Rediscover: Insignificance - Movie Review, Music Review, Book ...

insignificance.jpgRediscover:

Insignificance

Dir: Nicolas Roeg

1985

Rediscover is a series of reviews highlighting past releases that have flown under the radar and now deserve a second look.

On a hot summer night in 1954, a magical piece of American history is about to unfold. Throughout the sultry darkness, four of the 20th century's most important figures will meet, share ideas, fight and walk away changed. If these encounters, some by chance and others by design, did actually occur, they would rival the coming together of Martin Luther King, Jr. and Malcolm X or the Yalta Conference.

Leave it to the imagination of director Nicolas Roeg (Walkabout, The Man Who Fell to Earth) to create an alternate evening of American history in Insignficance, recently released by the Criterion Collection. Working with English dramatist Terry Johnson (who adapted his 1981 play for the screen), Roeg's mind trip of a film questions humanity, celebrity, nuclear weapons, the Cold War and the theory of relativity in a slim 108 minutes. We first see the blonde bombshell known simply as the Actress (Roeg's then wife Theresa Russell) as her white dress is blown upwards by a vent and she giggles while pushing it back down. Her husband, known as the Ballplayer (Gary Busey), is an aging slugger for the New York Yankees. He glowers nearby as she hops in a car and gives him the slip. Meanwhile, the Professor (Michael Emil), a German physicist with a crazy shock of white hair and thick mustache, paces his hotel, madly scribbling down mathematical equations. He is about to get a visit from the Senator (Tony Curtis, constantly oozing sweat like an incorrigible Uriah Heep), a fanatic bent on crushing Communism in the United States. Though the characters are never named, they are plainly Marilyn Monroe, Albert Einstein, Joe DiMaggio and Joseph McCarthy, and, for a brief night, all four intersect in the Professor's hotel room.

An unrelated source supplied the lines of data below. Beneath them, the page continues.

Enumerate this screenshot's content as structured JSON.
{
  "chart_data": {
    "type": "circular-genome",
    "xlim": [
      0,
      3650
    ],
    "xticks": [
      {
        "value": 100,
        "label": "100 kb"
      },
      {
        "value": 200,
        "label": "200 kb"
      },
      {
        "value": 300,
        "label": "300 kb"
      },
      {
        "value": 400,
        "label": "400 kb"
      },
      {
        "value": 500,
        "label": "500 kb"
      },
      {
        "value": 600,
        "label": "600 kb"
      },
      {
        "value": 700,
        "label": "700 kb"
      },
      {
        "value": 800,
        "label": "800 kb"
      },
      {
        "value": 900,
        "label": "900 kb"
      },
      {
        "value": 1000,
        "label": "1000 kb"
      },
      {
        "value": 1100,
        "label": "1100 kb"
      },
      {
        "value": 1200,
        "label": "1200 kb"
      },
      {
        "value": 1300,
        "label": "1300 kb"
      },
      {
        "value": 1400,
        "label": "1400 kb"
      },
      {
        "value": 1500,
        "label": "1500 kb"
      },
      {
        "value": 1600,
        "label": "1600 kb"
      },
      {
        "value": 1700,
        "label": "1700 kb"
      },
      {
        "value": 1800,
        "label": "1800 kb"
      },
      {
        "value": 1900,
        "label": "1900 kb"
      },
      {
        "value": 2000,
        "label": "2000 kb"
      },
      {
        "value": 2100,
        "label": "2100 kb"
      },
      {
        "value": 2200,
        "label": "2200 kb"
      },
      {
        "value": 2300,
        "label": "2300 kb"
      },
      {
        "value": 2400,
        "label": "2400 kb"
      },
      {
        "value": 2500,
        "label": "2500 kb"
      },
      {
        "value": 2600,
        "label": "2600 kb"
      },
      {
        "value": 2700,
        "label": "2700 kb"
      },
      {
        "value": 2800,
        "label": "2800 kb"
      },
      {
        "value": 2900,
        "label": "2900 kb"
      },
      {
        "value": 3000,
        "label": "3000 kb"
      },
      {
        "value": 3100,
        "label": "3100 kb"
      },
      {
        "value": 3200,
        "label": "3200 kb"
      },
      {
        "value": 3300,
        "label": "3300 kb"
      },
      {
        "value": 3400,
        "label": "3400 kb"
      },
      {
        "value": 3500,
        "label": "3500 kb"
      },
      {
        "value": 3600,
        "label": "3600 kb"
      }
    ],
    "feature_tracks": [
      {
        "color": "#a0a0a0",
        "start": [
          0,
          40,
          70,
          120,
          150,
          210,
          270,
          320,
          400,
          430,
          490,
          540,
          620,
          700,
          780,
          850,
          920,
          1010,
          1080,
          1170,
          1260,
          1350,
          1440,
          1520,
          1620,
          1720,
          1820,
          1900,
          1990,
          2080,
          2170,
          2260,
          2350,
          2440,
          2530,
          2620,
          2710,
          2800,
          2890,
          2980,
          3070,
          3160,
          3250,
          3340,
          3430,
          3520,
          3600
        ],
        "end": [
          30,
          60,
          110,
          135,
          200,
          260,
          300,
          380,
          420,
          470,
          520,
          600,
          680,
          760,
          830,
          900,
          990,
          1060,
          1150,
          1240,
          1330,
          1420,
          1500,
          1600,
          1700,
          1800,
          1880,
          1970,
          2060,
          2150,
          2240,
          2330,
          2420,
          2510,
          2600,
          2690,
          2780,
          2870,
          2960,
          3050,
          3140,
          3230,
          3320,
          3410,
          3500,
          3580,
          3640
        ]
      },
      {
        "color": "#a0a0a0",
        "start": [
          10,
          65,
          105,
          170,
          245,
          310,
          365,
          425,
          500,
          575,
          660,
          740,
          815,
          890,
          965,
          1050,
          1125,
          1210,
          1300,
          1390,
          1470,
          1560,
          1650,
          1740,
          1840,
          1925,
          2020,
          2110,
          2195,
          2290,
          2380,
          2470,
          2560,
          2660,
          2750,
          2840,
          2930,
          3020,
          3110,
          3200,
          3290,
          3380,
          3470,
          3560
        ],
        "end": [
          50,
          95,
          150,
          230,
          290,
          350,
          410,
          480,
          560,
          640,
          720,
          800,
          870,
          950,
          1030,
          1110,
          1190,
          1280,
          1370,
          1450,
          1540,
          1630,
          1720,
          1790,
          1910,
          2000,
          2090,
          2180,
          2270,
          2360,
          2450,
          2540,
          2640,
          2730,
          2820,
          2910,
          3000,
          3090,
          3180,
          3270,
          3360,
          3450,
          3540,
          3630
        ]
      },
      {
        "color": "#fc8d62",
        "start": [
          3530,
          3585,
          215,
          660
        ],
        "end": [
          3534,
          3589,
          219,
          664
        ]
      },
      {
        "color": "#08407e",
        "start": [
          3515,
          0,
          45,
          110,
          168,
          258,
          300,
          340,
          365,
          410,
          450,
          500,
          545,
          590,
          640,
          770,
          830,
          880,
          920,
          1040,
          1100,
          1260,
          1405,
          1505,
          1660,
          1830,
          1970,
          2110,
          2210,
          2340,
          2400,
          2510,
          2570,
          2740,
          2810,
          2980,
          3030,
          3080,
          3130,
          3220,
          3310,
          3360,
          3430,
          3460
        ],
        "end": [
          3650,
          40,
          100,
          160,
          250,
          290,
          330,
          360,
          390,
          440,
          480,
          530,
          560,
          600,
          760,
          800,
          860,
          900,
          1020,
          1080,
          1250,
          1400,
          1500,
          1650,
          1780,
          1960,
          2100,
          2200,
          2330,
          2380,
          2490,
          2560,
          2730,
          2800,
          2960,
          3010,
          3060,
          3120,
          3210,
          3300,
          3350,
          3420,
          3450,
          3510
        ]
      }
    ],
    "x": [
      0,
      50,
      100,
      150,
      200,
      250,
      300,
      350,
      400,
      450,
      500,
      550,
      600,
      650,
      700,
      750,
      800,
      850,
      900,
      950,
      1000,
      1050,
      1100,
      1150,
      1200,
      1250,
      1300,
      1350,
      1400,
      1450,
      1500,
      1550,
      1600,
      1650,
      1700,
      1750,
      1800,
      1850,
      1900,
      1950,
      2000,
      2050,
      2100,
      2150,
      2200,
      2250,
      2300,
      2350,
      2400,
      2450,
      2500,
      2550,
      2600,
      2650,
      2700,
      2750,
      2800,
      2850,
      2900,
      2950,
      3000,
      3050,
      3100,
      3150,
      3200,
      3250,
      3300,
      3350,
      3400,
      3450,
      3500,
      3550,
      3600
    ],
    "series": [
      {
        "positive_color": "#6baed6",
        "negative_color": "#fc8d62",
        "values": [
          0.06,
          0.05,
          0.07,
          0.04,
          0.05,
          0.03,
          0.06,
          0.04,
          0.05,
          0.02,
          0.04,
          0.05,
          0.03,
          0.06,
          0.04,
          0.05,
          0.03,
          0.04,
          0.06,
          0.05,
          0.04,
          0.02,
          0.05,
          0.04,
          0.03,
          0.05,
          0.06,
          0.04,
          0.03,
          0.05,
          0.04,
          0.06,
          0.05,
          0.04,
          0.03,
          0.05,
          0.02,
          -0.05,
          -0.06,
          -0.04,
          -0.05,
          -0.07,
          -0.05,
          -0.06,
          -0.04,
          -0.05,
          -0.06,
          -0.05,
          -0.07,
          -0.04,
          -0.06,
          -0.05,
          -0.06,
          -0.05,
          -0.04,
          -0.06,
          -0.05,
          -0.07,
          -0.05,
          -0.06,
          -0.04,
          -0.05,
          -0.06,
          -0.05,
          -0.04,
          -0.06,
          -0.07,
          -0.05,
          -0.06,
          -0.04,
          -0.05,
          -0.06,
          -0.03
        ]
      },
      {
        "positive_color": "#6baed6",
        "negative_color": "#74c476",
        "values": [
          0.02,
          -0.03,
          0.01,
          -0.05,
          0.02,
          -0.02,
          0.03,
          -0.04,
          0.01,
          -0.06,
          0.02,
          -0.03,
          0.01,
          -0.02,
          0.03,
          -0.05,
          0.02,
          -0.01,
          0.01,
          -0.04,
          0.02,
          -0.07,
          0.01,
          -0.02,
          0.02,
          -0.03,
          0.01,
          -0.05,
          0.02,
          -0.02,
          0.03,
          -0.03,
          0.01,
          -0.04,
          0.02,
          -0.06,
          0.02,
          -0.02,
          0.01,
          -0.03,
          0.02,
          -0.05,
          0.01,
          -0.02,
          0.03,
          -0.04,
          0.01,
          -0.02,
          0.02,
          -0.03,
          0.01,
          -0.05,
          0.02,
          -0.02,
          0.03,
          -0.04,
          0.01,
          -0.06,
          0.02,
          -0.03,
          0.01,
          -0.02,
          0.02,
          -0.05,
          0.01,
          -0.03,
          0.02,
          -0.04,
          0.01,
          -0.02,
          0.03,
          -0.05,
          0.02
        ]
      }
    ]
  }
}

Although it's set in 1954, Insignificance couldn't be more firmly rooted in 1985. As the Professor dreams of nuclear annihilation in 1954, the nation in 1985 was gripped in the dying embers of the Cold War. In the '50s, the rising cult of celebrity began to reach a fever pitch (now we wouldn't dream of a day without a Kardashian headline) as the lives of the stars such as Monroe and DiMaggio became more important to the public than those of Eisenhower or MacArthur. Fast forward to 1985 and one of these newly important stars would be sitting in the White House.

But being famous in America is a blessing and a curse. The Actress is a product of the Hollywood machine. When her ample ass and big breasts aren't enough to win her an audition, as we see in a flashback, she dyes her hair blonde to conform to the image even more. Behind her veneer of smiles and baubles, she is wrestling with miscarriages and a disintegrating marriage. The Ballplayer, once an important fixture on the Yankees, knows his salad days are behind him and impulsively opens packs of baseball cards to find his likeness. The Senator is so lost down the rabbit hole of his quest to do right that he cries when he cannot perform in bed. Finally, the Professor is so haunted by the part he played in the development of nuclear arms that he carries a watch stopped by the explosion in Japan as a tangible reminder of how his quest for knowledge unleashing a Pandora's box of evil onto the world.

Like Roeg's prior work, Insignificance is told in a non-linear narrative as pieces of the past creep into that hot and sticky night. The Professor dreams of the destruction wrought upon Hiroshima and Nagasaki while the Ballplayer recalls his father pushing him to hit homers as a child. When the Actress and the Professor first meet, she uses toys to explain her understanding of the theory of relativity, belying the dumb blonde image cultivated by her handlers. And, in a bizarre twist, Curtis, who once starred in a film with the real Monroe, now appears alongside her analog, further blurring the lines between '54 and '85.

Despite its ambition, Insignificance is a flawed masterpiece. The anachronistic score that accompanies the film, which ranges from Orbison to Mozart to music that sounds straight from Beverly Hills Cop, is jarringly out of place in some sections. All of the actors are likable, but Curtis, radiating that same pathetic charm he oozed in The Sweet Smell of Success, is clearly in a different class than his cast mates. Those quibbles aside, Insignificance still poses more philosophical questions than most movies made circa 1985.

As the film draws to its end, the Actress experiences a personal apocalypse (she miscarries after being punched in the gut by the Senator) and then asks the Professor what frightens him. In a chilling, extended sequence, the Professor sits in his hotel bed and imagines the room as a nuclear bomb goes off, windows exploding, the Actress catching fire and slowly melting down as blood pours from her incinerating form. In a fractured way, Roeg and Johnson may be saying that our daily dramas and the dramas of those whose lives we chose to follow are insignificant when we ignore the true threat of annihilation that looms overhead. Or maybe none of it is insignificant at all as the allure of celebrity and the limelight is just as intense and dazzling as an explosion just over the horizon.